I personally don’t think her involvement with the Ex is wrong or extreme or her sending him videos, it could be worse , you could be on the receiving end of her attention and I really don’t think you’d like that.

The dynamic between you, your partner and his mother, isn’t going anywhere soon and will be your future, don’t sacrifice your future happiness on the ‘I hope he sees’ altar.

timeisnotaline · 07/02/2021 05:15

Hi mum, if you won’t come over when my gf is here then you won’t come over. Thanks for understanding.
If they can’t set boundaries that reflect your role as a partner then it’s not a partnership and the relationship is doomed.

Lampzade · 07/02/2021 05:31

Leave this man. It’s not going to get any better,
He can’t see anything wrong with his mother’s behaviour and is dismissing your fears
Honestly, just get out now

FourDecades · 07/02/2021 07:05

If you're having major issues after only being together 2 years then you and him are not compatible.

The fact that he won't stick up for you will always be a problem.

TwilightSkies · 07/02/2021 07:09

You either accept the situation or leave, because it’s not going to change.

PinkyParrot · 07/02/2021 07:18

I think things will change eventually - imagine, say in 6 years time, ex has remarried, you have small DC, the present GC will be becoming a teen and less interested in DGM.
Things will be very different.

Can you move further away.
Tell DP not to show you pics from DMIL
Don't look at Fb.

You are being wound up by what's on social media - you know what to do! If you don't have the determination to stop looking then for your own sake you need to leave DP and find someone without other commitments.

Bopahula · 07/02/2021 07:24

I do think they're two completely separate issues.
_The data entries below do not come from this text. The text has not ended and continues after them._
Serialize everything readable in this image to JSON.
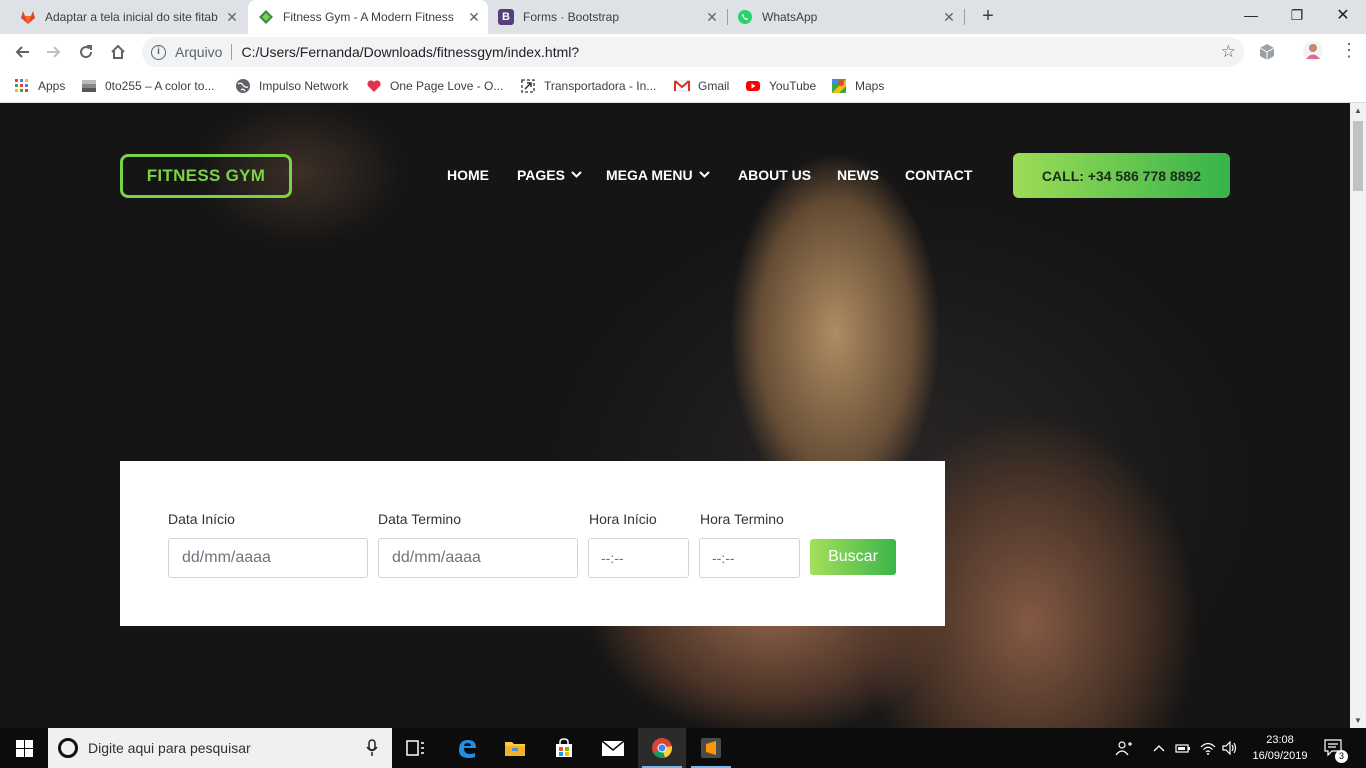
{
  "browser": {
    "tabs": [
      {
        "title": "Adaptar a tela inicial do site fitab",
        "icon": "gitlab-icon"
      },
      {
        "title": "Fitness Gym - A Modern Fitness",
        "icon": "fitness-gym-icon"
      },
      {
        "title": "Forms · Bootstrap",
        "icon": "bootstrap-icon"
      },
      {
        "title": "WhatsApp",
        "icon": "whatsapp-icon"
      }
    ],
    "omnibox": {
      "scheme": "Arquivo",
      "url": "C:/Users/Fernanda/Downloads/fitnessgym/index.html?"
    },
    "bookmarks": [
      {
        "label": "Apps",
        "icon": "apps-grid-icon"
      },
      {
        "label": "0to255 – A color to...",
        "icon": "gray-block-icon"
      },
      {
        "label": "Impulso Network",
        "icon": "globe-icon"
      },
      {
        "label": "One Page Love - O...",
        "icon": "heart-icon"
      },
      {
        "label": "Transportadora - In...",
        "icon": "arrow-box-icon"
      },
      {
        "label": "Gmail",
        "icon": "gmail-icon"
      },
      {
        "label": "YouTube",
        "icon": "youtube-icon"
      },
      {
        "label": "Maps",
        "icon": "maps-icon"
      }
    ]
  },
  "site": {
    "logo": "FITNESS GYM",
    "nav": [
      {
        "label": "HOME",
        "dropdown": false
      },
      {
        "label": "PAGES",
        "dropdown": true
      },
      {
        "label": "MEGA MENU",
        "dropdown": true
      },
      {
        "label": "ABOUT US",
        "dropdown": false
      },
      {
        "label": "NEWS",
        "dropdown": false
      },
      {
        "label": "CONTACT",
        "dropdown": false
      }
    ],
    "cta": "CALL: +34 586 778 8892",
    "accent_color": "#7ad246",
    "form": {
      "fields": [
        {
          "label": "Data Início",
          "placeholder": "dd/mm/aaaa"
        },
        {
          "label": "Data Termino",
          "placeholder": "dd/mm/aaaa"
        },
        {
          "label": "Hora Início",
          "placeholder": "--:--"
        },
        {
          "label": "Hora Termino",
          "placeholder": "--:--"
        }
      ],
      "submit": "Buscar"
    }
  },
  "taskbar": {
    "search_placeholder": "Digite aqui para pesquisar",
    "time": "23:08",
    "date": "16/09/2019",
    "notifications": "3"
  }
}
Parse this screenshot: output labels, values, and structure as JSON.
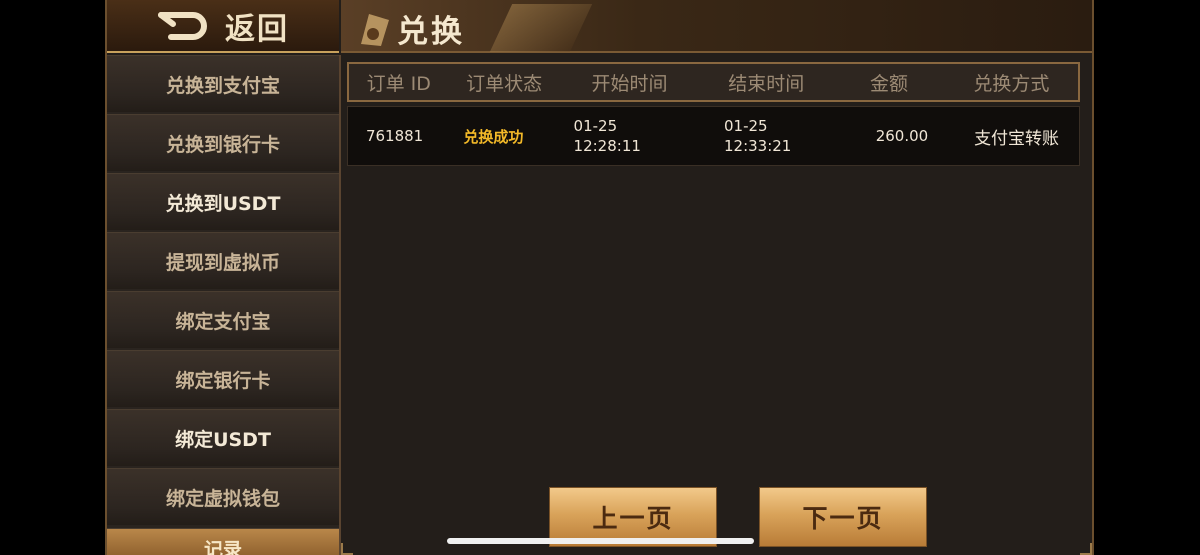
{
  "back": {
    "label": "返回"
  },
  "header": {
    "title": "兑换"
  },
  "sidebar": {
    "items": [
      {
        "label": "兑换到支付宝"
      },
      {
        "label": "兑换到银行卡"
      },
      {
        "label": "兑换到USDT"
      },
      {
        "label": "提现到虚拟币"
      },
      {
        "label": "绑定支付宝"
      },
      {
        "label": "绑定银行卡"
      },
      {
        "label": "绑定USDT"
      },
      {
        "label": "绑定虚拟钱包"
      },
      {
        "label": "记录"
      }
    ]
  },
  "table": {
    "columns": [
      "订单 ID",
      "订单状态",
      "开始时间",
      "结束时间",
      "金额",
      "兑换方式"
    ],
    "rows": [
      {
        "order_id": "761881",
        "status": "兑换成功",
        "start_date": "01-25",
        "start_time": "12:28:11",
        "end_date": "01-25",
        "end_time": "12:33:21",
        "amount": "260.00",
        "method": "支付宝转账"
      }
    ]
  },
  "pagination": {
    "prev_label": "上一页",
    "next_label": "下一页"
  },
  "colors": {
    "accent": "#f3b928",
    "gold_button": "#d9a35a",
    "panel": "#231e1a"
  }
}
And I think it's nice that MIL has a relationship with her DIL still.
Upon meeting my MIL who was very lovely and stubborn, she said that i should know that DH's ex was still the mother of her grandson and still part of the family. It wasn't said nastily. They had a great relationship before I was in the family and that would continue. I never had an issue with it. And in fact when my DH became my exDH, she was exactly the same with me, and I still saw her as my MIL. she lived closest to me, so most weekends me and DD would pop in for a coffee/catch up. Much more than my ex saw her. I'm so thankful we did as she passed last year and my daughter has some lovely memories of those visits.
I can see where you MIL to be is coming from, she doesn't need to cut that relationship off.

However, the part where she is disregarding you isn't on. And you DP needs to sort that out because it's mean of her. She needs to accept you're part of his life and he needs to stand up to her to make that happen.

amylou8 · 07/02/2021 07:44

This would annoy me, but I don't see anything intrinsically wrong with it. His mum wants to maintain a relationship with her grandchild. The best was to do this is to maintain a relationship with his mum. Or maybe they just get on. How much contact with his son does your DP have? Could MIL be involved with this? You've tried to address this with DP, he doesn't see a problem. Ultimately you either need to put up or walk away.